Content

1 Step 1: Loading and Inspecting the Dataset
2 Step 2: Basic Dataset Information
3 Step 3: Identifying Duplicate Entries
4 Step 4: Exploring Unique Values
5 Step 5: Visualizing Counts of Unique Values
6 Step 6: Detecting Missing Values
7 Step 7: Handling Missing Data
8 Step 8: Checking Data Types
9 Step 9: Filtering the Dataset
10 Step 10: Box Plot for Quick Visualization
11 Step 11: Correlation Matrix
12 Conclusion

Vijona

7 Feb at 9:45

Exploratory Data Analysis (EDA) with Python: An In-Depth Guide Using Essential Functions

In data analysis, understanding your dataset’s structure and distribution is crucial before making any interpretations or applying models. Exploratory Data Analysis (EDA) provides this understanding through systematic exploration. Here, we’ll focus on using Python functions to gain insights without relying heavily on graphical methods, though we’ll also touch on some visualization techniques.

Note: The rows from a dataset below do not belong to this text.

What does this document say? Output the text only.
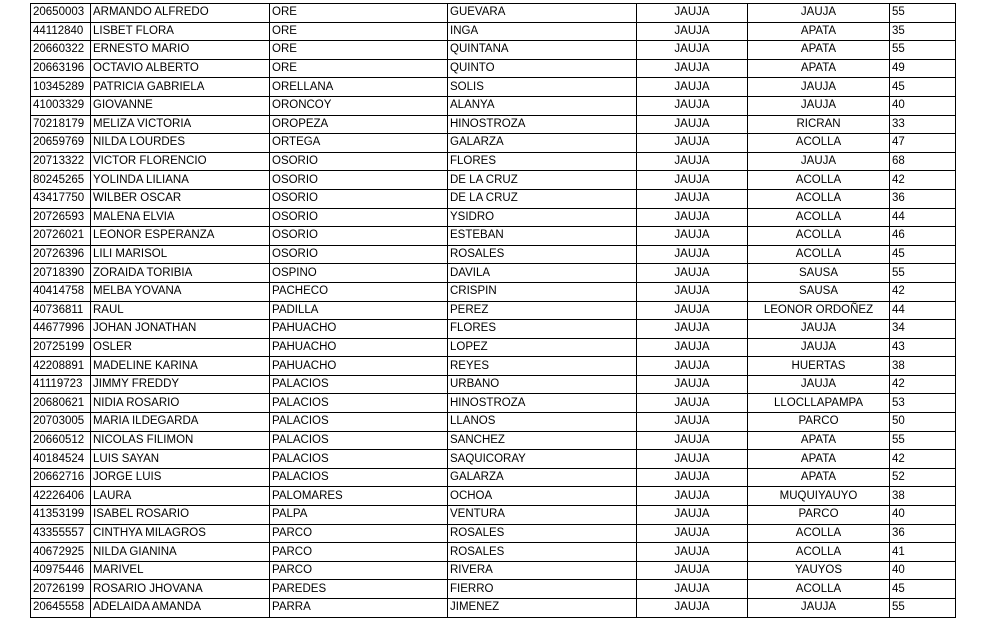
20650003	ARMANDO ALFREDO	ORE	GUEVARA	JAUJA	JAUJA	55
44112840	LISBET FLORA	ORE	INGA	JAUJA	APATA	35
20660322	ERNESTO MARIO	ORE	QUINTANA	JAUJA	APATA	55
20663196	OCTAVIO ALBERTO	ORE	QUINTO	JAUJA	APATA	49
10345289	PATRICIA GABRIELA	ORELLANA	SOLIS	JAUJA	JAUJA	45
41003329	GIOVANNE	ORONCOY	ALANYA	JAUJA	JAUJA	40
70218179	MELIZA VICTORIA	OROPEZA	HINOSTROZA	JAUJA	RICRAN	33
20659769	NILDA LOURDES	ORTEGA	GALARZA	JAUJA	ACOLLA	47
20713322	VICTOR FLORENCIO	OSORIO	FLORES	JAUJA	JAUJA	68
80245265	YOLINDA LILIANA	OSORIO	DE LA CRUZ	JAUJA	ACOLLA	42
43417750	WILBER OSCAR	OSORIO	DE LA CRUZ	JAUJA	ACOLLA	36
20726593	MALENA ELVIA	OSORIO	YSIDRO	JAUJA	ACOLLA	44
20726021	LEONOR ESPERANZA	OSORIO	ESTEBAN	JAUJA	ACOLLA	46
20726396	LILI MARISOL	OSORIO	ROSALES	JAUJA	ACOLLA	45
20718390	ZORAIDA TORIBIA	OSPINO	DAVILA	JAUJA	SAUSA	55
40414758	MELBA YOVANA	PACHECO	CRISPIN	JAUJA	SAUSA	42
40736811	RAUL	PADILLA	PEREZ	JAUJA	LEONOR ORDOÑEZ	44
44677996	JOHAN JONATHAN	PAHUACHO	FLORES	JAUJA	JAUJA	34
20725199	OSLER	PAHUACHO	LOPEZ	JAUJA	JAUJA	43
42208891	MADELINE KARINA	PAHUACHO	REYES	JAUJA	HUERTAS	38
41119723	JIMMY FREDDY	PALACIOS	URBANO	JAUJA	JAUJA	42
20680621	NIDIA ROSARIO	PALACIOS	HINOSTROZA	JAUJA	LLOCLLAPAMPA	53
20703005	MARIA ILDEGARDA	PALACIOS	LLANOS	JAUJA	PARCO	50
20660512	NICOLAS FILIMON	PALACIOS	SANCHEZ	JAUJA	APATA	55
40184524	LUIS SAYAN	PALACIOS	SAQUICORAY	JAUJA	APATA	42
20662716	JORGE LUIS	PALACIOS	GALARZA	JAUJA	APATA	52
42226406	LAURA	PALOMARES	OCHOA	JAUJA	MUQUIYAUYO	38
41353199	ISABEL ROSARIO	PALPA	VENTURA	JAUJA	PARCO	40
43355557	CINTHYA MILAGROS	PARCO	ROSALES	JAUJA	ACOLLA	36
40672925	NILDA GIANINA	PARCO	ROSALES	JAUJA	ACOLLA	41
40975446	MARIVEL	PARCO	RIVERA	JAUJA	YAUYOS	40
20726199	ROSARIO JHOVANA	PAREDES	FIERRO	JAUJA	ACOLLA	45
20645558	ADELAIDA AMANDA	PARRA	JIMENEZ	JAUJA	JAUJA	55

Step 1: Loading and Inspecting the Dataset

We’ll start with the Titanic dataset, a popular dataset in data analysis, and set up the environment by importing necessary libraries.

Copy Code


 
import pandas as pd
import numpy as np
import seaborn as sns

# Load the data
df = pd.read_csv('titanic.csv')

# Preview the data
df.head()

This code will load and display the first few rows of the Titanic dataset, giving you a quick overview of its structure.

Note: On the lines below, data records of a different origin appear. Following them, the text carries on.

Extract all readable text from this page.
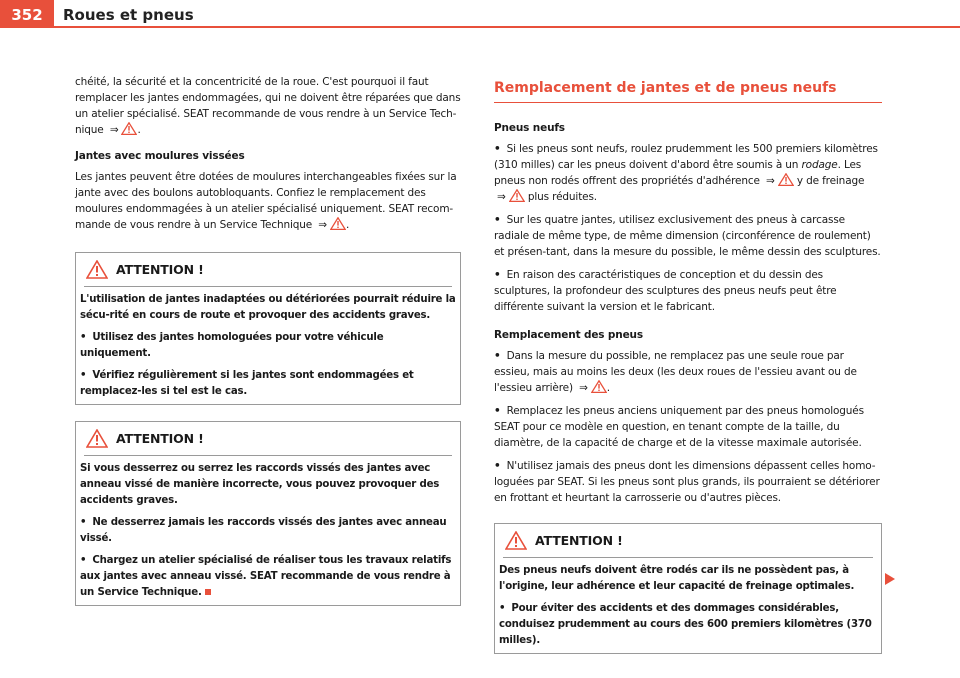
352	Roues et pneus

chéité, la sécurité et la concentricité de la roue. C'est pourquoi il faut remplacer les jantes endommagées, qui ne doivent être réparées que dans un atelier spécialisé. SEAT recommande de vous rendre à un Service Tech-nique ⇒ .

Jantes avec moulures vissées

Les jantes peuvent être dotées de moulures interchangeables fixées sur la jante avec des boulons autobloquants. Confiez le remplacement des moulures endommagées à un atelier spécialisé uniquement. SEAT recom-mande de vous rendre à un Service Technique ⇒ .

ATTENTION !

L'utilisation de jantes inadaptées ou détériorées pourrait réduire la sécu-rité en cours de route et provoquer des accidents graves.

• Utilisez des jantes homologuées pour votre véhicule uniquement.

• Vérifiez régulièrement si les jantes sont endommagées et remplacez-les si tel est le cas.

ATTENTION !

Si vous desserrez ou serrez les raccords vissés des jantes avec anneau vissé de manière incorrecte, vous pouvez provoquer des accidents graves.

• Ne desserrez jamais les raccords vissés des jantes avec anneau vissé.

• Chargez un atelier spécialisé de réaliser tous les travaux relatifs aux jantes avec anneau vissé. SEAT recommande de vous rendre à un Service Technique.

Remplacement de jantes et de pneus neufs

Pneus neufs

• Si les pneus sont neufs, roulez prudemment les 500 premiers kilomètres (310 milles) car les pneus doivent d'abord être soumis à un rodage. Les pneus non rodés offrent des propriétés d'adhérence ⇒ y de freinage ⇒ plus réduites.

• Sur les quatre jantes, utilisez exclusivement des pneus à carcasse radiale de même type, de même dimension (circonférence de roulement) et présen-tant, dans la mesure du possible, le même dessin des sculptures.

• En raison des caractéristiques de conception et du dessin des sculptures, la profondeur des sculptures des pneus neufs peut être différente suivant la version et le fabricant.

Remplacement des pneus

• Dans la mesure du possible, ne remplacez pas une seule roue par essieu, mais au moins les deux (les deux roues de l'essieu avant ou de l'essieu arrière) ⇒ .

• Remplacez les pneus anciens uniquement par des pneus homologués SEAT pour ce modèle en question, en tenant compte de la taille, du diamètre, de la capacité de charge et de la vitesse maximale autorisée.

• N'utilisez jamais des pneus dont les dimensions dépassent celles homo-loguées par SEAT. Si les pneus sont plus grands, ils pourraient se détériorer en frottant et heurtant la carrosserie ou d'autres pièces.

ATTENTION !

Des pneus neufs doivent être rodés car ils ne possèdent pas, à l'origine, leur adhérence et leur capacité de freinage optimales.

• Pour éviter des accidents et des dommages considérables, conduisez prudemment au cours des 600 premiers kilomètres (370 milles).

Step 2: Basic Dataset Information

It’s important to familiarize yourself with the dataset’s structure. The info() and describe() functions provide a high-level summary of the data.

Copy Code


 
# Basic information about the dataset
df.info()

# Descriptive statistics
df.describe()

The info() function reveals data types and missing values, while describe() provides basic statistics for numerical columns.

Step 3: Identifying Duplicate Entries

Duplicate data can bias results, so it’s good to identify any duplicate rows early on.

Copy Code


 
# Count duplicate rows
df.duplicated().sum()

A result of 0 indicates no duplicates, ensuring data integrity.

Step 4: Exploring Unique Values

Understanding the range of values within categorical columns is helpful, especially for feature analysis.

Copy Code


 
# Unique values in specific columns
print(df['Pclass'].unique())
print(df['Survived'].unique())
print(df['Sex'].unique())

This returns the distinct values within each specified column.

Step 5: Visualizing Counts of Unique Values

Visualizations like count plots make it easier to see the frequency of categories within a column.

Copy Code


 
# Count plot for unique values in 'Pclass'
sns.countplot(x='Pclass', data=df)

This plot reveals the distribution of values in the Pclass column.

Step 6: Detecting Missing Values

Missing values can impact analysis quality. The isnull().sum() function helps identify columns with null entries.

Copy Code


 
# Check for null values
df.isnull().sum()

This reveals that ‘Age’ and ‘Cabin’ have missing values, which you’ll need to address for thorough analysis.

Step 7: Handling Missing Data

One way to address missing values is by replacing them with a specific value, such as 0.

Copy Code


 
# Replace missing values with 0
df.replace(np.nan, 0, inplace=True)

# Verify changes
df.isnull().sum()

This fills all null values with 0, though other methods like using the mean may be preferable depending on the context.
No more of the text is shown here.